— In wijzerzin, beginnend links bovenaan: Walt Whitman, Woody Guthrie, Bob Dylan, De Laatste Vuurtorenwachter, Hugo Claus, Billy Bragg. — |
Dik
twee jaar geleden publiceer ik hier een verhaal dat Het nichtje
van Hugo Claus heet. De inspiratie komt uit een song van Billy Bragg en de Amerikaanse band Wilco. De song heet Walt
Whitman’s Niece. De nieuwe muziek is van de Brit Billy Bragg en de oude
tekst is van de legendarische Woody Guthrie.
Guthrie
heeft ook Bob Dylan geïnspireerd. We mogen zelfs zeggen dat Woody Guthrie — This machine kills fascists — Dylans
mentor is.
In
zijn memoires (°) schrijft Dylan: 'Ik zei tegen mezelf dat ik Guthries grootste discipel zou worden. Dat leek me de juiste weg. Ik had zelfs het idee dat ik familie van hem was. (…) Eén ding was zeker en dat was dat Guthrie mij nog nooit gezien of van me gehoord had, maar ik had het gevoel dat hij tegen me zei: "Ik ga binnenkort weg, maar laat dit karwei in jouw handen achter. Ik weet dat ik op je kan rekenen".' Later gaat Dylan regelmatig op bezoek bij Woody
Guthrie die doodziek in een hospitaal ligt. Dylan wijdt een meesterlijk
geschreven bladzijde aan het Greystone Hospital in Morristown, een plek waar je
echt niet wil toeven en hij vervolgt: ‘Tijdens
een van mijn bezoekjes had Woody me verteld over een paar dozen met liedjes en
gedichten die hij had geschreven en die niemand ooit had gezien en waar nog
geen muziek bij gemaakt was, ze lagen weggeborgen in de kelder van zijn huis op
Coney Island en ik mocht ze hebben.
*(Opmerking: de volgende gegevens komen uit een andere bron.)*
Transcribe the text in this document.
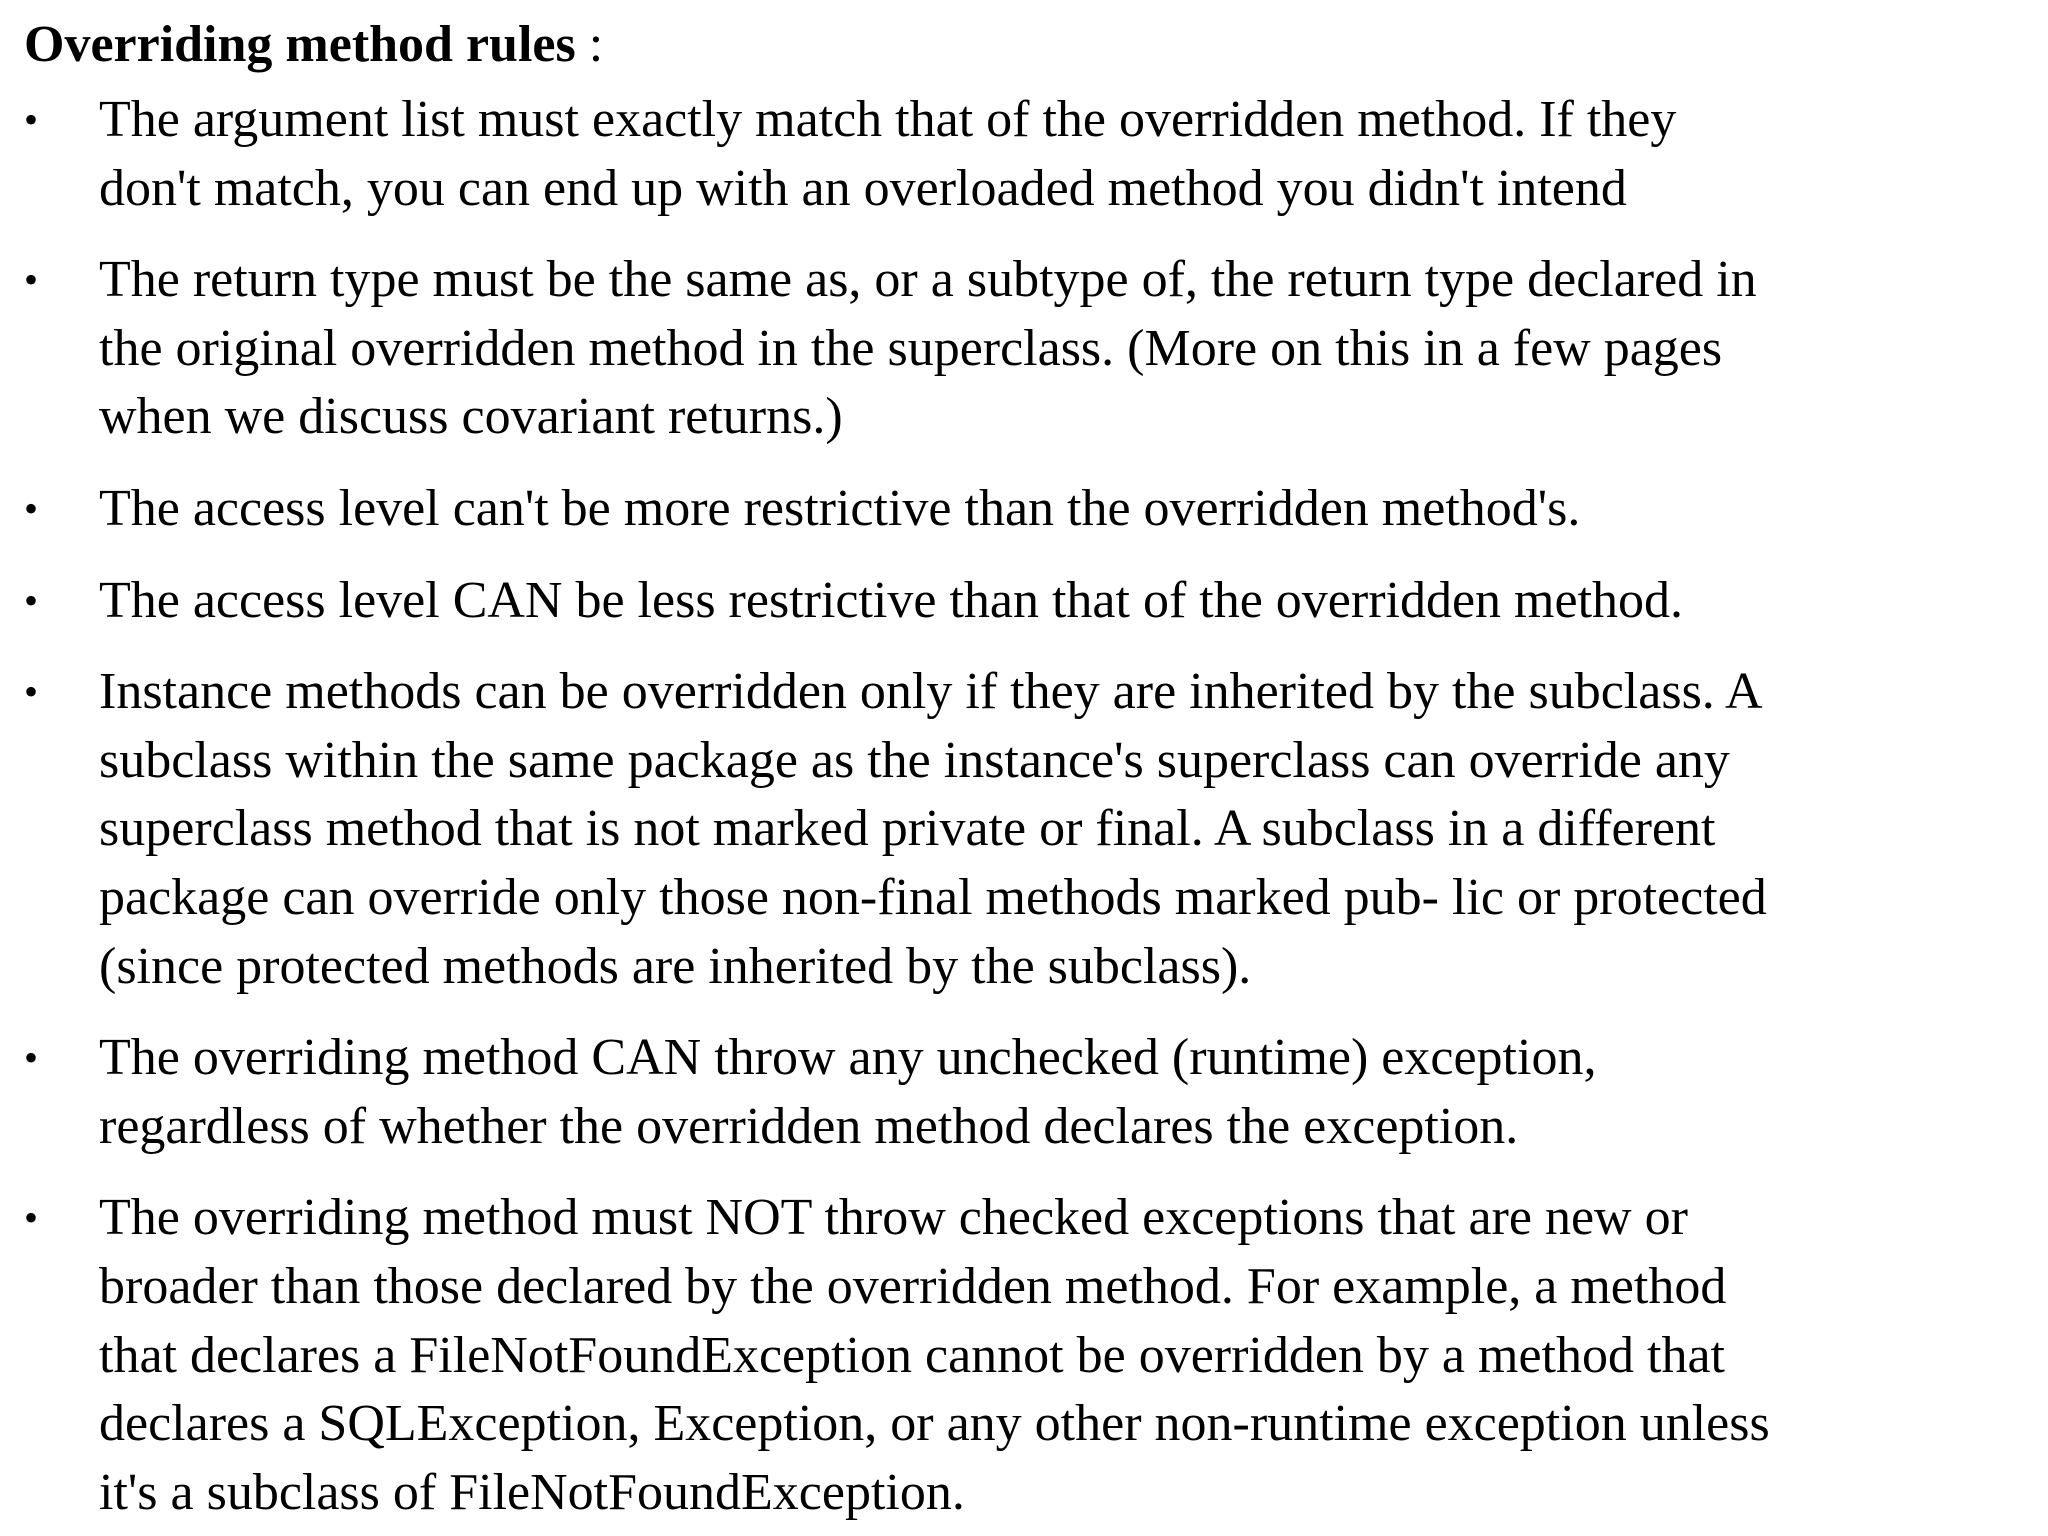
Overriding method rules :
•	The argument list must exactly match that of the overridden method. If they
don't match, you can end up with an overloaded method you didn't intend
•	The return type must be the same as, or a subtype of, the return type declared in
the original overridden method in the superclass. (More on this in a few pages
when we discuss covariant returns.)
•	The access level can't be more restrictive than the overridden method's.
•	The access level CAN be less restrictive than that of the overridden method.
•	Instance methods can be overridden only if they are inherited by the subclass. A
subclass within the same package as the instance's superclass can override any
superclass method that is not marked private or final. A subclass in a different
package can override only those non-final methods marked pub- lic or protected
(since protected methods are inherited by the subclass).
•	The overriding method CAN throw any unchecked (runtime) exception,
regardless of whether the overridden method declares the exception.
•	The overriding method must NOT throw checked exceptions that are new or
broader than those declared by the overridden method. For example, a method
that declares a FileNotFoundException cannot be overridden by a method that
declares a SQLException, Exception, or any other non-runtime exception unless
it's a subclass of FileNotFoundException.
Als ik er iets mee wilde doen, moest ik
langsgaan bij zijn vrouw Margie en uitleggen wat ik kwam doen. Zij zou ze voor
me uitpakken. Hij legde me uit hoe ik het huis moest vinden.’
Vervolgens
neemt Dylan ons mee op pad. Hij neemt de metro naar de terminus in Brooklyn en van
daar gaat het te voet verder: ‘Aan de
overkant van een veld zag ik iets wat eruitzag als een rij huizen en ik liep
ernaartoe, maar toen bleek ik door een moeras te lopen. Ik zonk tot aan mijn
knieën in het water, maar bleef doorlopen — bleef op de lichten letten terwijl
ik verder liep, ik zag niet echt hoe ik er anders moest komen. Toen ik aan de
andere kant uit kwam, was mijn broek van mijn knieën tot beneden doorweekt,
stijf bevroren en mijn voeten bijna gevoelloos, maar ik vond het huis en klopte
op de deur.’
Pech,
Margie is niet thuis, er is een kinderoppas voor zoontje Arlo, maar niemand
weet iets van die liedteksten. Dylan keert onverrichter zake weer naar huis.
‘Veertig jaar later’,
vervolgt Dylan, ‘vielen deze teksten in
handen van Billy Bragg en de groep Wilco. Zij maakten er muziek bij, wekten die
liedjes tot leven en namen ze op, allemaal onder supervisie van Woody’s dochter
Nora. Deze artiesten waren vermoedelijk nog niet eens geboren toen ik de tocht
naar Brooklyn maakte.’ Wat de mannen van Wilco betreft heeft Dylan gelijk,
maar Billy Bragg (°1957) was toen toch al een tiener.
Wat
me weer naar het begin van dit stukje brengt, waar ik meld dat ik hier
in deze blog een verhaal geschreven heb dat door een van die songs geïnspireerd
werd.
Flor Vandekerckhove
(°)
Bob Dylan. Kronieken. Amsterdam Nijgh & Van Ditmar. 311 pp.